WILMINGTON, N.C. — Blowing ashore with howling 90 mph winds, Hurricane Florence splintered buildings, trapped hundreds of people and swamped entire communities along the Carolina coast Friday in what could be just the opening act in a watery, two-part, slow-motion disaster. At least four people were killed.
Forecasters warned that drenching rains of anywhere from 1 to 3½ feet as the storm crawls westward across North and South Carolina could trigger epic flooding well inland over the next few days.
As 400-mile-wide Florence pounded away at the coast with torrential downpours and surging seas, rescue crews used boats to reach scores of people besieged by rising waters along a river. More than 60 others had to be rescued as a cinderblock motel collapsed.
Florence flattened trees, crumbled roads and knocked out power to three-quarters of a million homes and businesses, and the assault wasn't anywhere close to being over, with the siege in the Carolinas expected to last all weekend.
"It's an uninvited brute who doesn't want to leave," said North Carolina Gov. Roy Cooper.
The hurricane was "wreaking havoc" and could wipe out entire communities as it makes its "violent grind across our state for days," the governor said. He said parts of North Carolina had seen storm surges — the bulge of seawater pushed ashore by the hurricane — as high as 10 feet.
A mother and baby were killed when a tree fell on a house, according to a tweet from Wilmington police. Also, a 77-year-old man was apparently knocked down by the wind and died after going out to check on his hunting dogs, and a man was electrocuted while trying to connect extension cords in the rain, authorities said.

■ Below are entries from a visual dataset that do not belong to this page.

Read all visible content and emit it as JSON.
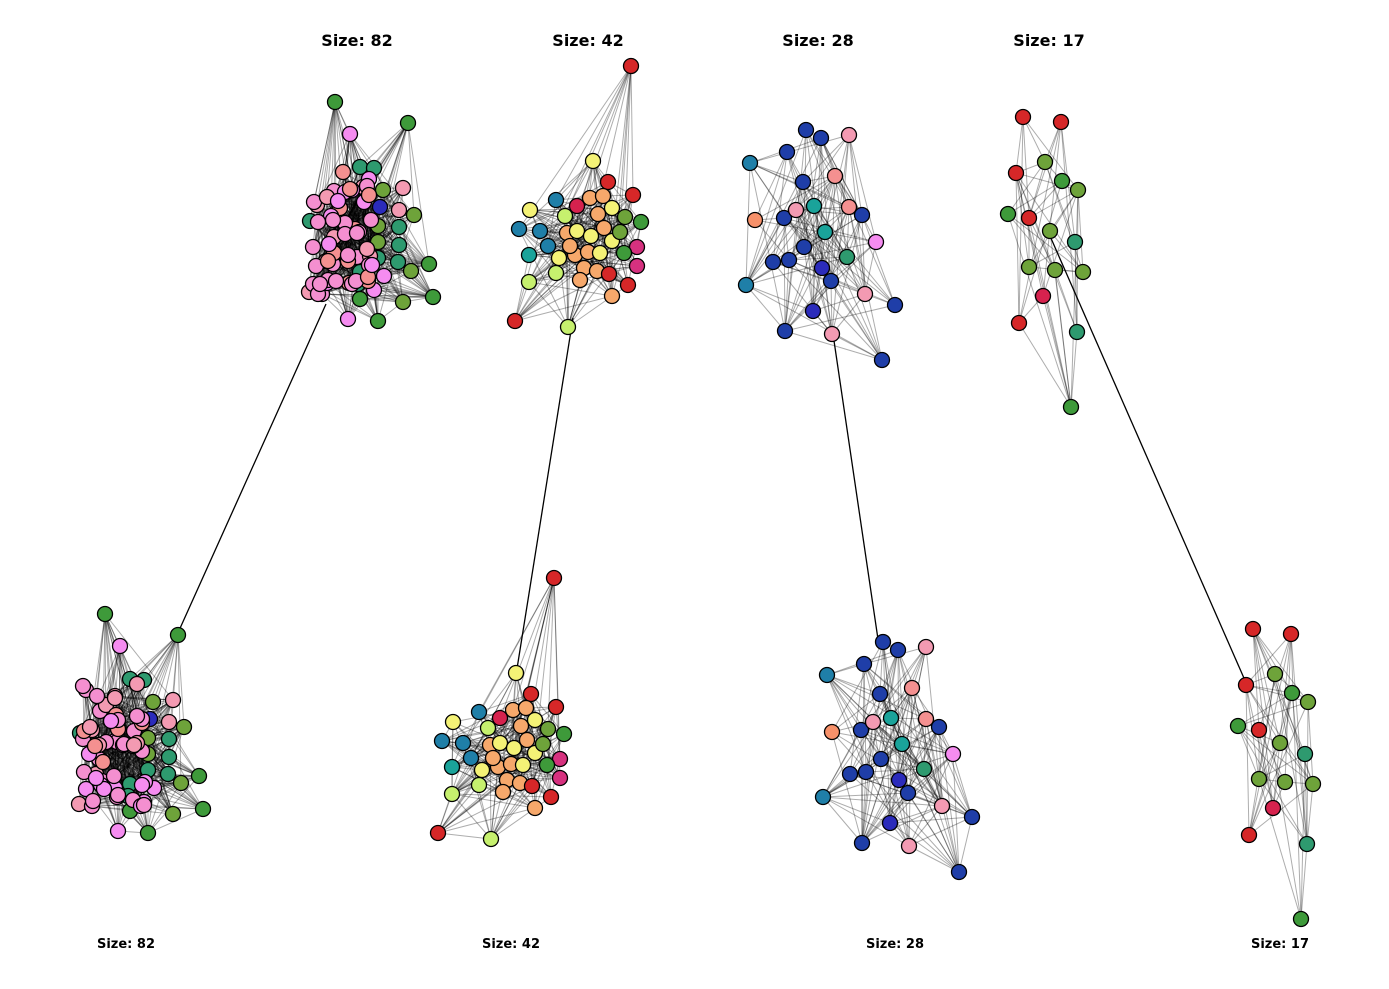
{
  "communities": [
    {
      "title": "Size: 82",
      "bottom_title": "Size: 82",
      "size": 82
    },
    {
      "title": "Size: 42",
      "bottom_title": "Size: 42",
      "size": 42
    },
    {
      "title": "Size: 28",
      "bottom_title": "Size: 28",
      "size": 28
    },
    {
      "title": "Size: 17",
      "bottom_title": "Size: 17",
      "size": 17
    }
  ],
  "palette": {
    "pink": "#f48fd0",
    "magenta": "#f58cf0",
    "salmon": "#f39ab2",
    "green": "#3e9a3a",
    "teal_green": "#2e9a6f",
    "olive": "#6ea33a",
    "navy": "#1f3ea8",
    "blue": "#2b2bbb",
    "steel": "#1f7fa8",
    "teal": "#1aa39a",
    "red": "#d62728",
    "crimson": "#d6224e",
    "rose": "#d6317f",
    "orange": "#f6a86b",
    "yellow": "#f4f276",
    "lime": "#c6f06e",
    "light_salmon": "#f49090",
    "coral": "#f7916a",
    "edge": "#000000"
  }
}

Shaken after seeing waves crashing on the Neuse River just outside his house in the town of New Bern, restaurant owner and hurricane veteran Tom Ballance wished he had evacuated.
"I feel like the dumbest human being who ever walked the face of the earth," he said.

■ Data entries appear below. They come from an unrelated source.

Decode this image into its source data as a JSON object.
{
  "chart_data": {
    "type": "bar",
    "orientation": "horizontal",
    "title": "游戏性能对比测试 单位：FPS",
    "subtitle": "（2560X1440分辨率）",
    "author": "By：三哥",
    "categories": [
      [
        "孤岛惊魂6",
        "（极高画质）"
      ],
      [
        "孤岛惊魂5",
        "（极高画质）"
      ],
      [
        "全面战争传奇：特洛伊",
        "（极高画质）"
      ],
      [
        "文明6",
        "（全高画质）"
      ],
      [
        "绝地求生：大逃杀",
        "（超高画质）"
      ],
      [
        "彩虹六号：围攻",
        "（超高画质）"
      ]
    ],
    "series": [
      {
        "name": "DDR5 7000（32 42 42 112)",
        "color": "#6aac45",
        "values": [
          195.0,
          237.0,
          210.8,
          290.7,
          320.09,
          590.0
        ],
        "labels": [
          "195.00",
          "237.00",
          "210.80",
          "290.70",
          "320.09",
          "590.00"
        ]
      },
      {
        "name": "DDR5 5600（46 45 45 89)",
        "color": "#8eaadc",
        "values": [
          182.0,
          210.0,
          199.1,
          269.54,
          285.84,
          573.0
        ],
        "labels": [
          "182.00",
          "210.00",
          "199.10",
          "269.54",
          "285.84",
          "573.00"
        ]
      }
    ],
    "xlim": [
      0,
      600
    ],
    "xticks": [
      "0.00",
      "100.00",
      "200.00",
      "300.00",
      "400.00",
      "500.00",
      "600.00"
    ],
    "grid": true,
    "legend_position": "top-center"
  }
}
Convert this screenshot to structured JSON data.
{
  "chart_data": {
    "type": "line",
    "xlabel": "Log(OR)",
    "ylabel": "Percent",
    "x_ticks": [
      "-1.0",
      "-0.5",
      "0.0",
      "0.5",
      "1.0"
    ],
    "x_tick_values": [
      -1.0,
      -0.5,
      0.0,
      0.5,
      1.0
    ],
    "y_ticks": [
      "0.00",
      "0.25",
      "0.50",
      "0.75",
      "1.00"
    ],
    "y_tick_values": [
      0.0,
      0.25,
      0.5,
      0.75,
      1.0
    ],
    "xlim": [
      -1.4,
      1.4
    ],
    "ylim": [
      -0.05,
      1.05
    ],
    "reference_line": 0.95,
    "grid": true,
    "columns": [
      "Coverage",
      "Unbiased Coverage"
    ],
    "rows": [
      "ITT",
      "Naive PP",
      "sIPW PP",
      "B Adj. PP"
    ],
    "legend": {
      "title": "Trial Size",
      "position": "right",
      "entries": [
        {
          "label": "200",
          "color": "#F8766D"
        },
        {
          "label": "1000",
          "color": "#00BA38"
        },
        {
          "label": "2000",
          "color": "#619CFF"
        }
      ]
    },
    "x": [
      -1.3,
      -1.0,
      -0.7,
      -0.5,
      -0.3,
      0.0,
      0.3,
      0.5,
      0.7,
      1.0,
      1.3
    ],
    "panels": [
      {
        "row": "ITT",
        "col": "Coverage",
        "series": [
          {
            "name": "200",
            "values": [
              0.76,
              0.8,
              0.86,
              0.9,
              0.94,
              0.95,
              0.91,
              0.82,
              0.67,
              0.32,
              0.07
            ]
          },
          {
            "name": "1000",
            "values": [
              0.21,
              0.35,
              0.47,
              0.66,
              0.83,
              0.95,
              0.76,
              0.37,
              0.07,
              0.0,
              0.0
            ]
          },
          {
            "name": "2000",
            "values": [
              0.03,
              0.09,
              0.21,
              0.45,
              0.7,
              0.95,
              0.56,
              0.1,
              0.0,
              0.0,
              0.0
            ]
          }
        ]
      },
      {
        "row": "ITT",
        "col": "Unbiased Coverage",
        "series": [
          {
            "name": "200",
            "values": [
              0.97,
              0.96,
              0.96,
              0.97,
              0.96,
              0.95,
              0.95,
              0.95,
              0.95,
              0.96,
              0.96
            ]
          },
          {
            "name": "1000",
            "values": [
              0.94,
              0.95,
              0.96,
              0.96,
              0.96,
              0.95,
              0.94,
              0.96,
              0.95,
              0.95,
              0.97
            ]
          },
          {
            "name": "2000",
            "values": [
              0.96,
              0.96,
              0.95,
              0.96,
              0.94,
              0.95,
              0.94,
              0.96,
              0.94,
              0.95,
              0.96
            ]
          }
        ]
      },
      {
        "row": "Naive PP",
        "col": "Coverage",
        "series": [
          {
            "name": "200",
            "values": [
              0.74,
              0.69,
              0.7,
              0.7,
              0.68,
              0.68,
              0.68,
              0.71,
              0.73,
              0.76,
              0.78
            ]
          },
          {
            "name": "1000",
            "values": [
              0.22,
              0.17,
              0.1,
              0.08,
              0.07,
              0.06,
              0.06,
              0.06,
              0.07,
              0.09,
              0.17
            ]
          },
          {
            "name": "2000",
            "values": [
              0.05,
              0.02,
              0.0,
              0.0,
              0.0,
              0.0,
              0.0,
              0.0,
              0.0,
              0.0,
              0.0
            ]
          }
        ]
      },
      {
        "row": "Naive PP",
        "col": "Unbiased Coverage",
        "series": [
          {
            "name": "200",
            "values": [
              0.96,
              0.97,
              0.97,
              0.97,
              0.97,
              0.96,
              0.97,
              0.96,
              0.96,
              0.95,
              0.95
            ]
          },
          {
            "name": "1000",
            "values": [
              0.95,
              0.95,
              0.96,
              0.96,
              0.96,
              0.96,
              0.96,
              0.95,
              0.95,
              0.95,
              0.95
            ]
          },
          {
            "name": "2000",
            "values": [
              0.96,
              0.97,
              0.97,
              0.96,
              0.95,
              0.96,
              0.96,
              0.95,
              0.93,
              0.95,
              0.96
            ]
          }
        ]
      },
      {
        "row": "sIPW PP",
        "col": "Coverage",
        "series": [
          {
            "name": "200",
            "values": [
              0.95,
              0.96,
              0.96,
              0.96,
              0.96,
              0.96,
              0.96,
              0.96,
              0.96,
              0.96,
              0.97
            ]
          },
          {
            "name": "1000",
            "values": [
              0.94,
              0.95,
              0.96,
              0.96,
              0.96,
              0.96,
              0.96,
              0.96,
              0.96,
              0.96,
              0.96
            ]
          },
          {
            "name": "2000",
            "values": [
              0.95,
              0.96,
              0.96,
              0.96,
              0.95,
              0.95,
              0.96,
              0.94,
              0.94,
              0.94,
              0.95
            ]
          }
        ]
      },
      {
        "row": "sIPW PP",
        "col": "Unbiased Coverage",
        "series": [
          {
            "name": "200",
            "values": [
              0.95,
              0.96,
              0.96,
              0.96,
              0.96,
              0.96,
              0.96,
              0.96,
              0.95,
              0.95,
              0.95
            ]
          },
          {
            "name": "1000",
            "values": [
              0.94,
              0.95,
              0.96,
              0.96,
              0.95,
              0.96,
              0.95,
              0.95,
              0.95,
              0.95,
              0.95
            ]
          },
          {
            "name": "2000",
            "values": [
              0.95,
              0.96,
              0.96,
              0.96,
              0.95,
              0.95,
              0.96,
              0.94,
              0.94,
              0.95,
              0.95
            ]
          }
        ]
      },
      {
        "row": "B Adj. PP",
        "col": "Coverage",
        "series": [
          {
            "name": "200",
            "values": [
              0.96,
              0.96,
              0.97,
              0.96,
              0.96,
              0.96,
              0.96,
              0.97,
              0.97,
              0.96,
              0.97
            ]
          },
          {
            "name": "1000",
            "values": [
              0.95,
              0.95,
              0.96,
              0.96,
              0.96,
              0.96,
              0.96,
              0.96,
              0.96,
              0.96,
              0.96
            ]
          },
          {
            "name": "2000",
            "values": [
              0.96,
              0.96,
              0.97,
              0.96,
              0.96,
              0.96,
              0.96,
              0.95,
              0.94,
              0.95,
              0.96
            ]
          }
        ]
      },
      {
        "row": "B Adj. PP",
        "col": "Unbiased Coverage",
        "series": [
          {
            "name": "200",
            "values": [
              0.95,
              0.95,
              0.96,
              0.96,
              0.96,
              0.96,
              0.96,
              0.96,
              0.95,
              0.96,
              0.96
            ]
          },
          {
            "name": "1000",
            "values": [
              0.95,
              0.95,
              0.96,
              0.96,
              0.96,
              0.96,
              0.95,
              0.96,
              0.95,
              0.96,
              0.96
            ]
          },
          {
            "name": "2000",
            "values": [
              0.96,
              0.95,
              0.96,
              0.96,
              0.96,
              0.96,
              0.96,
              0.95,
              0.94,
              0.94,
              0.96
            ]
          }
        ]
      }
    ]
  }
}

After reaching a terrifying Category 4 peak of 140 mph earlier in the week, Florence made landfall as a Category 1 hurricane at 7:15 a.m. at Wrightsville Beach, a few miles east of Wilmington and not far from the South Carolina line, coming ashore along a mostly boarded-up, emptied-out stretch of coastline.
By Friday evening, Florence was downgraded to a tropical storm, its winds weakening to 70 mph as it pushed inland. But it was clear that this was really about the water, not the wind.
Florence's forward movement during the day slowed to a crawl — sometimes it was moving no faster than a human can walk — and that enabled it to pile on the rain. The town of Oriental, North Carolina, got more than 20 inches of rain just a few hours into the deluge. Others got well over a foot.
For people living inland in the Carolinas, the moment of maximum peril from flash flooding could arrive days later, because it takes time for rainwater to drain into rivers and for those streams to crest.
Preparing for the worst, about 9,700 National Guard troops and civilians were deployed with high-water vehicles, helicopters and boats that could be used to pluck people from the floodwaters.
Authorities warned, too, of the threat of mudslides and the risk of an environmental disaster from floodwaters washing over industrial waste sites and hog farms.